Slow-Cooker Beef Pot Roast

Slow-Cooker Beef Pot RoastRecipe

Photo: Oxmoor House

Pair this home-style favorite with mashed potatoes to soak up the sauce. Leftover meat makes great hot roast beef sandwiches the next day.


6 servings (serving size: 3 ounces beef and 1/2 cup vegetables and sauce)

Recipe from

Oxmoor House

Recipe Time

Prep: 4 Minutes
Cook: 7 Hours, 7 Minutes

Nutritional Information

Calories 228
Caloriesfromfat 31 %
Fat 8 g
Satfat 2 g
Monofat 3.1 g
Polyfat 0.1 g
Protein 31.3 g
Carbohydrate 7.4 g
Fiber 1.1 g
Cholesterol 89 mg
Iron 4.2 mg
Sodium 397 mg
Calcium 21 mg


1 (8-ounce) package presliced mushrooms
1 (8-ounce) container refrigerated prechopped green bell pepper
Cooking spray
1/4 cup plus 2 tablespoons ketchup
1/4 cup water
1 tablespoon Worcestershire sauce
1/2 teaspoon black pepper
1/4 teaspoon salt
2 pounds boneless shoulder pot roast


1. Place mushrooms and bell pepper in a 3 1/2- to 4-quart electric slow cooker coated with cooking spray.

2. Combine ketchup and next 4 ingredients in a small bowl, stirring until blended.

3. Heat a large nonstick skillet over medium-high heat.
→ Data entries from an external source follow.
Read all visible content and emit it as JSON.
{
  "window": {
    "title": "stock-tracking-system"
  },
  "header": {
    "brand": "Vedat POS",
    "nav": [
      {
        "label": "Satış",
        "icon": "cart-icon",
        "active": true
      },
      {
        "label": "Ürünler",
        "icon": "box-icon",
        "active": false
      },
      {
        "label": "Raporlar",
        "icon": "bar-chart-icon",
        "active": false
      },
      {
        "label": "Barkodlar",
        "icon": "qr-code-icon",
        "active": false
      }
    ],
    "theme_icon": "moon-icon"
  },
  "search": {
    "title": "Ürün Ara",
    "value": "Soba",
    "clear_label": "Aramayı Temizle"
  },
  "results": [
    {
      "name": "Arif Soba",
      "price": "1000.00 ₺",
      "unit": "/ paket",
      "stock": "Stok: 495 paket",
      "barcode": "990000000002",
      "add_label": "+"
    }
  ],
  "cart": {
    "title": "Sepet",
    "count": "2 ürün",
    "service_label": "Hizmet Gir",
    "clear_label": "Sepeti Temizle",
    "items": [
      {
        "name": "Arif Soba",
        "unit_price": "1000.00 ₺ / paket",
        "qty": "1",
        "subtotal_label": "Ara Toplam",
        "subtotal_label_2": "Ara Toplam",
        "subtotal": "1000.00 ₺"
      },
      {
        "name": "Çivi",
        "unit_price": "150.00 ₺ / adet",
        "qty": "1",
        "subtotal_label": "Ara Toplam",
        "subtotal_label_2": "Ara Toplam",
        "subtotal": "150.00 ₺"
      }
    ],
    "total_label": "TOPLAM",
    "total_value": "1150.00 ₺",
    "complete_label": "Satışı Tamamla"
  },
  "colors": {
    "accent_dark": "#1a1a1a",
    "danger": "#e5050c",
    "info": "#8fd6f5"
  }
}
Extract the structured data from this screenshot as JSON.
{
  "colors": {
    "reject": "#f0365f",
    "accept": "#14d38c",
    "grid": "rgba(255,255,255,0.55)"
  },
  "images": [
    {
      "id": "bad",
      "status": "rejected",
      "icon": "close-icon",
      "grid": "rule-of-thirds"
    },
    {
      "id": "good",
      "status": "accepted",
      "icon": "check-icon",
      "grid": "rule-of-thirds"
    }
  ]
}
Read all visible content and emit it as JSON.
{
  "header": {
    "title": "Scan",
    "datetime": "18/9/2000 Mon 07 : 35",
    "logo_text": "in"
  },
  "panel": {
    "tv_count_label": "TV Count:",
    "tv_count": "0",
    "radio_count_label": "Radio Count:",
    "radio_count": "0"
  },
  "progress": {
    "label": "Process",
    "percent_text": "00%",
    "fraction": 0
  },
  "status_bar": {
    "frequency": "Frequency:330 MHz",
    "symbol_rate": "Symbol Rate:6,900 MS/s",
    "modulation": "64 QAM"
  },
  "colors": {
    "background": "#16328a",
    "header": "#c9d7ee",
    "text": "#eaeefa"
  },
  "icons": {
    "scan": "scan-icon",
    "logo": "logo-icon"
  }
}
Coat pan and roast with cooking spray. Cook 3 minutes on each side or until browned. Place roast over vegetables in cooker; pour ketchup mixture over roast. Cover and cook on HIGH for 1 hour. Reduce heat to LOW; cook 6 to 7 hours or until roast is very tender. Serve vegetables and sauce over roast.